While focusing on a single narrative voice Ashour acknowledges those countless others whose experience is not adequately rendered, but all Ruqayya can do is keep herself afloat amid the turmoil all around her, or, more accurately, remain “on the train” – the metaphor she adopts to explain her experience of life, existence that keeps moving despite the fact she doesn’t know where she’s going or why she’s going there. And, while Ruqayya does stay on-board the train – raising her children amid the rubble of their history and despite perpetual displacement, physical and psychological – Eliyya remains a lost soul. Although he grows up anchored in the very heart of the town’s rivalry and tumult, he’s slightly off kilter with the events playing out around him, remaining still something of “an unfinished project” even after 20, supposedly safe and stabilising, years in New York.

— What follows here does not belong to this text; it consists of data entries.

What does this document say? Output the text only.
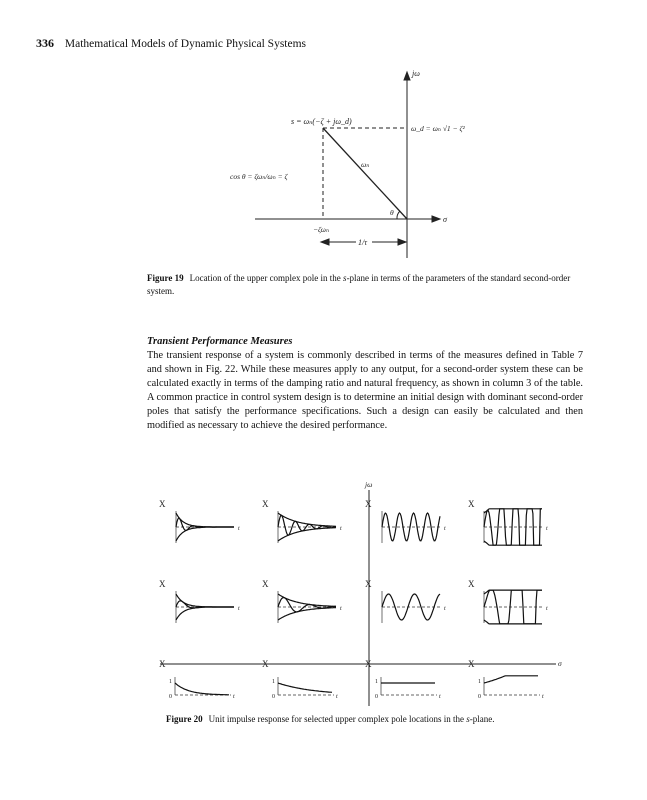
336 Mathematical Models of Dynamic Physical Systems
jω
s = ωₙ(−ζ + jω_d)
ω_d = ωₙ √1 − ζ²
ωₙ
cos θ = ζωₙ/ωₙ = ζ
θ
σ
−ζωₙ
1/τ
Figure 19 Location of the upper complex pole in the s-plane in terms of the parameters of the standard second-order system.
Transient Performance Measures
The transient response of a system is commonly described in terms of the measures defined in Table 7 and shown in Fig. 22. While these measures apply to any output, for a second-order system these can be calculated exactly in terms of the damping ratio and natural frequency, as shown in column 3 of the table. A common practice in control system design is to determine an initial design with dominant second-order poles that satisfy the performance specifications. Such a design can easily be calculated and then modified as necessary to achieve the desired performance.
jω
σ
X
t
X
t
X
t
X
t
X
t
X
t
X
t
X
t
X
1
0	t
X
1
0	t
X
1
0	t
X
1
0	t
Figure 20 Unit impulse response for selected upper complex pole locations in the s-plane.
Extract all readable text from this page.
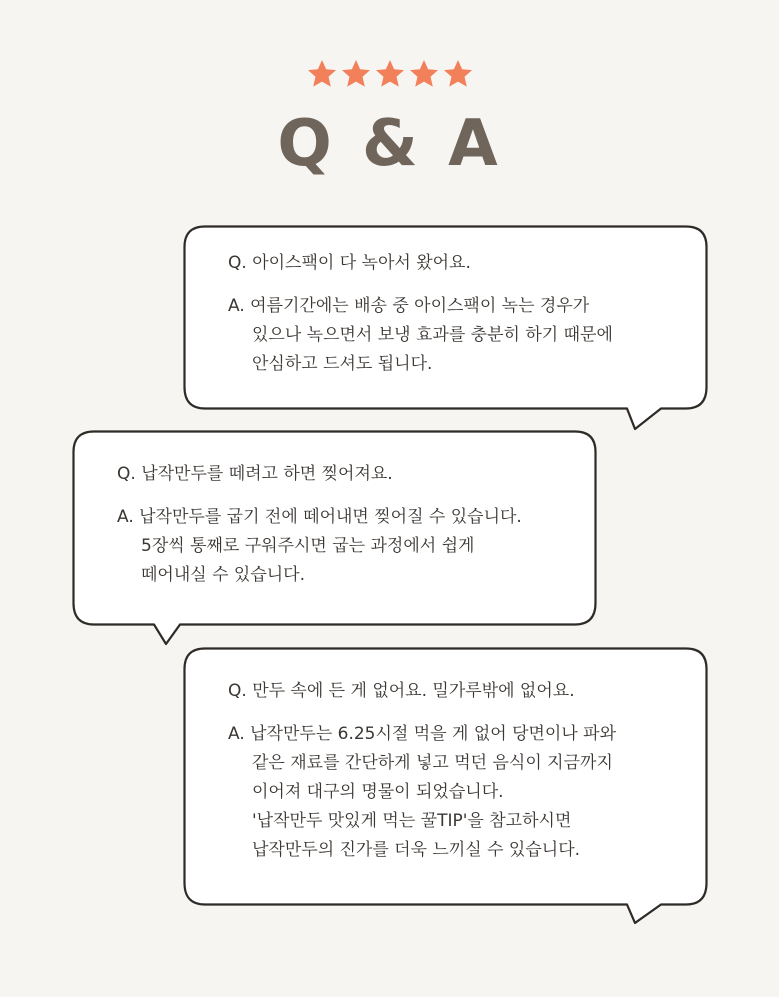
Q & A
Q. 아이스팩이 다 녹아서 왔어요.
A. 여름기간에는 배송 중 아이스팩이 녹는 경우가
있으나 녹으면서 보냉 효과를 충분히 하기 때문에
안심하고 드셔도 됩니다.
Q. 납작만두를 떼려고 하면 찢어져요.
A. 납작만두를 굽기 전에 떼어내면 찢어질 수 있습니다.
5장씩 통째로 구워주시면 굽는 과정에서 쉽게
떼어내실 수 있습니다.
Q. 만두 속에 든 게 없어요. 밀가루밖에 없어요.
A. 납작만두는 6.25시절 먹을 게 없어 당면이나 파와
같은 재료를 간단하게 넣고 먹던 음식이 지금까지
이어져 대구의 명물이 되었습니다.
'납작만두 맛있게 먹는 꿀TIP'을 참고하시면
납작만두의 진가를 더욱 느끼실 수 있습니다.
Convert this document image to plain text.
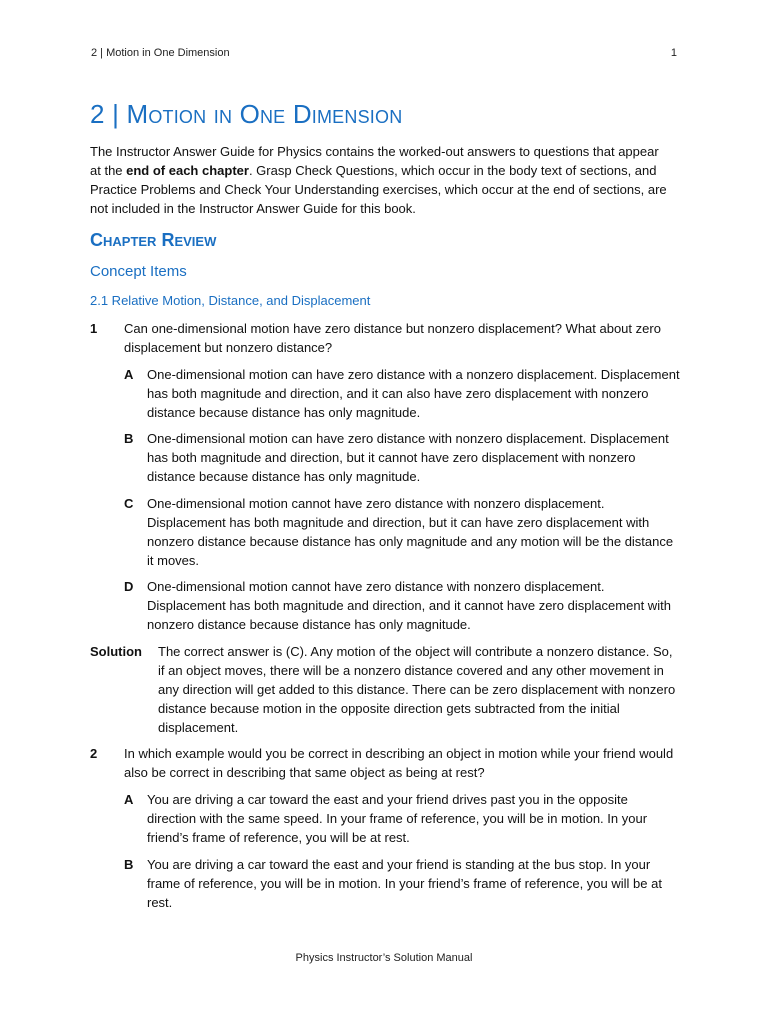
2 | Motion in One Dimension	1
2 | Motion in One Dimension

The Instructor Answer Guide for Physics contains the worked-out answers to questions that appear at the end of each chapter. Grasp Check Questions, which occur in the body text of sections, and Practice Problems and Check Your Understanding exercises, which occur at the end of sections, are not included in the Instructor Answer Guide for this book.

Chapter Review
Concept Items
2.1 Relative Motion, Distance, and Displacement
1 Can one-dimensional motion have zero distance but nonzero displacement? What about zero displacement but nonzero distance?
A One-dimensional motion can have zero distance with a nonzero displacement. Displacement has both magnitude and direction, and it can also have zero displacement with nonzero distance because distance has only magnitude.
B One-dimensional motion can have zero distance with nonzero displacement. Displacement has both magnitude and direction, but it cannot have zero displacement with nonzero distance because distance has only magnitude.
C One-dimensional motion cannot have zero distance with nonzero displacement. Displacement has both magnitude and direction, but it can have zero displacement with nonzero distance because distance has only magnitude and any motion will be the distance it moves.
D One-dimensional motion cannot have zero distance with nonzero displacement. Displacement has both magnitude and direction, and it cannot have zero displacement with nonzero distance because distance has only magnitude.
Solution The correct answer is (C). Any motion of the object will contribute a nonzero distance. So, if an object moves, there will be a nonzero distance covered and any other movement in any direction will get added to this distance. There can be zero displacement with nonzero distance because motion in the opposite direction gets subtracted from the initial displacement.
2 In which example would you be correct in describing an object in motion while your friend would also be correct in describing that same object as being at rest?
A You are driving a car toward the east and your friend drives past you in the opposite direction with the same speed. In your frame of reference, you will be in motion. In your friend’s frame of reference, you will be at rest.
B You are driving a car toward the east and your friend is standing at the bus stop. In your frame of reference, you will be in motion. In your friend’s frame of reference, you will be at rest.
Physics Instructor’s Solution Manual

While Ruqayya learns to live with her memories – “Memory does not kill. It inflicts unbearable pain, perhaps; but we bear it, and memory changes from a whirlpool that pulls us to the bottom, to a sea we can swim in. We cover distances, we control it, and we dictate to it” – Eliyya, on the other hand, cannot make peace with his past.
In America he spins story after story about his origins, so many contrasting versions tripping from his tongue that he cannot maintain friendships for fear of muddling the assorted accounts of his history that he’s told different people. Just as the people of the town cannot reconcile the multitudinous and conflicting versions of their violent history each of them tell, neither can Eliyya piece together a coherent and complete story of his own life.
Lucy Scholes is a regular contributor to The National.